The troupe for both plays (known collectively as The Laramie Residency) includes several members of the original cast - Tectonic founder, director, and writer Moiss Kaufman among them. On Thursday they'll perform The Laramie Project and on Friday, The Laramie Project: Ten Years Later. On Saturday, they'll present the original play in the afternoon, the full-length epilogue in the evening.

"The big surprise for all of us was how much the narrative had been reconstructed by a lot of the community," said Greg Pierotti, among the researchers and writers on both plays, and an actor in the original and in the update. "It really was being told as a drug deal gone bad or a robbery, rather than as a hate crime."

This was more of an unexpected development for the other interviewers than for Pierotti, who has kept in touch with some of the people he first interviewed for, then wrote into, the play.

"I've been quite in touch," he said, "so I knew some of the things that we were going to encounter. Still, though, the impact hit me once we started talking with people for the project. I was pretty shocked."

And so the Tectonic staff, wondering at the outset how they would define and capture change in a community after 10 years, didn't have to look too deep. The Laramie Project: Ten Years Later premiered, in a sense, in October 2009, in simultaneous reading at theaters in the United States and Canada, Spain and Britain, Hong Kong, Australia, New Zealand, Venezuela, and Israel. The reading in Laramie produced "passionate response," Pierotti said, as the original play did on its premiere.

The original play is, among other things, an exploration of homophobia. Matthew Shepard was 21 when he was attacked after he met two men in a lounge. They offered him a ride in their car, then beat him and tied him to a fence to die.

His murder drew international attention, spurring hate-crime legislation in the United States. The attackers were sentenced to life terms - but not charged with a hate crime, although several witnesses in court called it that, because Wyoming did not have a hate-crime category on the books at the time.

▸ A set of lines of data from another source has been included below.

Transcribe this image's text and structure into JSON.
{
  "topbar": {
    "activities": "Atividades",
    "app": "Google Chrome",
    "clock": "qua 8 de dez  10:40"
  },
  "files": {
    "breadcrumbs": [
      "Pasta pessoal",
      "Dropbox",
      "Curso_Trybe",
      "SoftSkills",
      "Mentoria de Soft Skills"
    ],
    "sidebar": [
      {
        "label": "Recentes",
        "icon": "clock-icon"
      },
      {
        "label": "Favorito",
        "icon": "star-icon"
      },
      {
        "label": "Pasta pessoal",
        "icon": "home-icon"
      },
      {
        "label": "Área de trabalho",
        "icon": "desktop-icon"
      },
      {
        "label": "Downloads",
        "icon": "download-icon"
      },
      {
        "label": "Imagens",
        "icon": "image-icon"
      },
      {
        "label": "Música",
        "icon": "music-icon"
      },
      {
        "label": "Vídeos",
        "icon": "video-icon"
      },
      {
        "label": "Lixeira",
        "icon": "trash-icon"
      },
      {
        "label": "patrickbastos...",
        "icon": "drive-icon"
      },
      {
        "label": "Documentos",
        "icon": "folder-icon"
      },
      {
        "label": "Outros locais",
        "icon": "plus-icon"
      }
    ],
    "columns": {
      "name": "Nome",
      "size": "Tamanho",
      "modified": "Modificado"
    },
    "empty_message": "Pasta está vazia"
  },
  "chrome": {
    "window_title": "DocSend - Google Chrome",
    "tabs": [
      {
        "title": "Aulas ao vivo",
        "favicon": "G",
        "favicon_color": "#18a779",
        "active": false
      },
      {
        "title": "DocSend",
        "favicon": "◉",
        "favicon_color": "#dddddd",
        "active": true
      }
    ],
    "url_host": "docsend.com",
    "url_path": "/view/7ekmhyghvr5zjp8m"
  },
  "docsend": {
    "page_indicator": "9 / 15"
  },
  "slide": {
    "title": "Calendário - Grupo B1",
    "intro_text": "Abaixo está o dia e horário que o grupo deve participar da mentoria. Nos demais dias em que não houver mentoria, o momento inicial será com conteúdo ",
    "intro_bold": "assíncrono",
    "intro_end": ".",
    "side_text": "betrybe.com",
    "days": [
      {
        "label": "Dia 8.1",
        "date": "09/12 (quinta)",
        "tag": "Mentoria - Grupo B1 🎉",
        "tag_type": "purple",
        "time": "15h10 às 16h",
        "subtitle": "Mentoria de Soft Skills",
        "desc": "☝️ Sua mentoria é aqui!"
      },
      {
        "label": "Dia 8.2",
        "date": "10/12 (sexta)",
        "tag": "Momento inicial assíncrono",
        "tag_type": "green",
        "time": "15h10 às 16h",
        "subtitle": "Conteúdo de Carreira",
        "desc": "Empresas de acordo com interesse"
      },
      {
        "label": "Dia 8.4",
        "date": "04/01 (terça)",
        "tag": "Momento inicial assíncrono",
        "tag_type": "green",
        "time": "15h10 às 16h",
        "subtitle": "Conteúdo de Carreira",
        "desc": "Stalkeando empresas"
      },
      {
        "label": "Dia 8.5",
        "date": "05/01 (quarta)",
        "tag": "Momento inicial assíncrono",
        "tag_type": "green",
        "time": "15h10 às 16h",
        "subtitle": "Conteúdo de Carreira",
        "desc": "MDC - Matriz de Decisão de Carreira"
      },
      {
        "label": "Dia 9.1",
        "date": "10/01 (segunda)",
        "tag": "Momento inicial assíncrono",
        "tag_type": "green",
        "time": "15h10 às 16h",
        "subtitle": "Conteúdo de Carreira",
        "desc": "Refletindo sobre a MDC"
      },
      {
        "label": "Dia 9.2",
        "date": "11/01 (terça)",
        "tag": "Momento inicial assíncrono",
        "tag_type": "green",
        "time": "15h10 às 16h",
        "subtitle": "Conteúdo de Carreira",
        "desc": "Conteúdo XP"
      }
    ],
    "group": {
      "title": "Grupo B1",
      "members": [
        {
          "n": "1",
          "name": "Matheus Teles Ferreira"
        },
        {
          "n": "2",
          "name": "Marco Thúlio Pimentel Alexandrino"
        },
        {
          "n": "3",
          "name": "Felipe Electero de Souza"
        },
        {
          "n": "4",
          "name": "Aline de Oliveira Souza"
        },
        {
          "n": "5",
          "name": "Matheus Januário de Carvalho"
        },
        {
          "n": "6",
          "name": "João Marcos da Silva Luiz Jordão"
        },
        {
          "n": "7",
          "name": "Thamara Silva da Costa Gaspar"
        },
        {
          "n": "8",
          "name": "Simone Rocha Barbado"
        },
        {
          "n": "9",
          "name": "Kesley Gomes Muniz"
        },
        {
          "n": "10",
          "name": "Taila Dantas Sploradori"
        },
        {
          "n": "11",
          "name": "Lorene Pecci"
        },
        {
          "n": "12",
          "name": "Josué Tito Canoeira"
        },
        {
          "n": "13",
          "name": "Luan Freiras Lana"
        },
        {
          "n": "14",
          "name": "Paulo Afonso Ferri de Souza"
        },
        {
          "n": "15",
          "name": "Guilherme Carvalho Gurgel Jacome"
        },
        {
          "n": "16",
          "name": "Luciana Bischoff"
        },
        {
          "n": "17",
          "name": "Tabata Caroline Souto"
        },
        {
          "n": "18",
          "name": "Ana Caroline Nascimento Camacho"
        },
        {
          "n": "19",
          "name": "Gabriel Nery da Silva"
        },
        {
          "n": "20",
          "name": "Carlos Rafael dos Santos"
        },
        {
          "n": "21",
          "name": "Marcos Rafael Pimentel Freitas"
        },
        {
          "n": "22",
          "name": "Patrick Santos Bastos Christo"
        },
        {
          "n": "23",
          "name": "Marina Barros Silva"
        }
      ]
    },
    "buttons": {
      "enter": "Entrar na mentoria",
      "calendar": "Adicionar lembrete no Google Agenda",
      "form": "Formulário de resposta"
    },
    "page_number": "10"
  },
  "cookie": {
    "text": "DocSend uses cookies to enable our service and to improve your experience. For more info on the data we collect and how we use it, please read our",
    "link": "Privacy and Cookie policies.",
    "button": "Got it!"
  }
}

Pierotti, 45, is typical of members of Tectonic, founded in 1991. He joined a few years later, and works with the troupe on some projects, by himself on others, or at times with other members. At Tectonic, plays are built while they are in rehearsal and do not start, generally, from a working script. Two Philadelphia theater companies, Pig Iron and New Paradise Laboratories, also use that model for most of their work.

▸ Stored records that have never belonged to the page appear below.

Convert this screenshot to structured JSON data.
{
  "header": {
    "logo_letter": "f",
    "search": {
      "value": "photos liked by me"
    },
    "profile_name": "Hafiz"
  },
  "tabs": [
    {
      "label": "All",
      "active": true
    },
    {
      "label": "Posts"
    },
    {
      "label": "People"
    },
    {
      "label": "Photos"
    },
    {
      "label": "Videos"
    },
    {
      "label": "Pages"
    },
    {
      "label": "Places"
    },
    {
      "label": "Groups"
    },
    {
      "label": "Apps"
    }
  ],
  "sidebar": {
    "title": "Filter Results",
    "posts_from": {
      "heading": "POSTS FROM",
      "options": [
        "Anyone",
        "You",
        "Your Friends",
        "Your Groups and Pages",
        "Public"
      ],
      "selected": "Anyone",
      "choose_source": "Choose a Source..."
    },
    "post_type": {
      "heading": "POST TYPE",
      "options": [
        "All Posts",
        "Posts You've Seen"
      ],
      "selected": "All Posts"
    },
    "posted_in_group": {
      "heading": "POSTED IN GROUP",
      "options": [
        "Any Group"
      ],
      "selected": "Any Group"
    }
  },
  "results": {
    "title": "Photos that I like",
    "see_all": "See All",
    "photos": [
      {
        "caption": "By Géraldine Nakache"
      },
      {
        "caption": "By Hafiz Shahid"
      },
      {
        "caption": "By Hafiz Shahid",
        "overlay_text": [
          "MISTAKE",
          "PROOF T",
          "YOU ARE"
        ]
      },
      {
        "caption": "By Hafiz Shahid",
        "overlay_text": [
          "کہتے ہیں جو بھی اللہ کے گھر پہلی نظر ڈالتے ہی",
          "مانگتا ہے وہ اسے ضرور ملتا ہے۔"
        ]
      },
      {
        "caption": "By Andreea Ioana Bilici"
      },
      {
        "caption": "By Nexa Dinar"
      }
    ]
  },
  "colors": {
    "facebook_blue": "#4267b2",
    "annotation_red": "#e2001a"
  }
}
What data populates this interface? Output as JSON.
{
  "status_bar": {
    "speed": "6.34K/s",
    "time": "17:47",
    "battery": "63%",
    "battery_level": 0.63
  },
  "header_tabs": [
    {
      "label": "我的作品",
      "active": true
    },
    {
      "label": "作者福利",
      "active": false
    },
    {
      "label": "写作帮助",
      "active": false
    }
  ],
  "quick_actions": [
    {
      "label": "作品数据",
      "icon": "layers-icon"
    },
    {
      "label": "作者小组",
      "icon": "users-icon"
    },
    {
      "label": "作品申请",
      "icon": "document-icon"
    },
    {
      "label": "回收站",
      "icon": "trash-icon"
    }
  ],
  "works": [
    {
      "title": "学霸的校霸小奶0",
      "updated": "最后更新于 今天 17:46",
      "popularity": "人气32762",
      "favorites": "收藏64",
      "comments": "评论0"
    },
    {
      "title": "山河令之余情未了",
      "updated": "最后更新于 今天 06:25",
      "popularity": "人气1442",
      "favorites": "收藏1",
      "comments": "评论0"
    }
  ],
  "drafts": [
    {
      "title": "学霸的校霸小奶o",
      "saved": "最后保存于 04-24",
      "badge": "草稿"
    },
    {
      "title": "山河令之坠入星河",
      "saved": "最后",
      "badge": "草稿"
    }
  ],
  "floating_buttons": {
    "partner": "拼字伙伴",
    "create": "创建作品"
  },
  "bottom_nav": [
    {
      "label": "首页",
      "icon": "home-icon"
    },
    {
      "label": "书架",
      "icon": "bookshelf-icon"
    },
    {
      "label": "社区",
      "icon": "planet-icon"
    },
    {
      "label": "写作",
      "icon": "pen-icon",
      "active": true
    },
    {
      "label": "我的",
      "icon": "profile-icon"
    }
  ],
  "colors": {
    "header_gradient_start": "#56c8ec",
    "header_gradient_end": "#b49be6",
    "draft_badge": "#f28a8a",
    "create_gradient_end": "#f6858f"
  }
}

"We don't have scenes, we call them moments," Pierotti explained. "The skeleton of the moments is reflected in the text, but the moments grow simultaneously."

For the epilogue, the writers produced a script that was more than a simple skeleton, he said. "But it definitely did not come out looking the way it looked when we came into rehearsals."

He said that during the last 10 years, the Tectonic staff had not planned all along to write an epilogue. "I would put that down entirely to Moiss' creative way of thinking. One of the great things about him is that he always goes a little bit further and a little bit bigger - he said we should write an epilogue. And that was our first intention, to add on 10 or 15 minutes to the first Laramie.

"We gathered a vast amount of material. The picture was so complex. It was pretty obvious as soon as we had the material that we couldn't just turn it into a simple epilogue," Pierotti said. It took on its own form, with its own narrative and conflicts - and evolution as a complete work.

"It's a very fluid thing," Pierotti summed up, "being a member of Tectonic."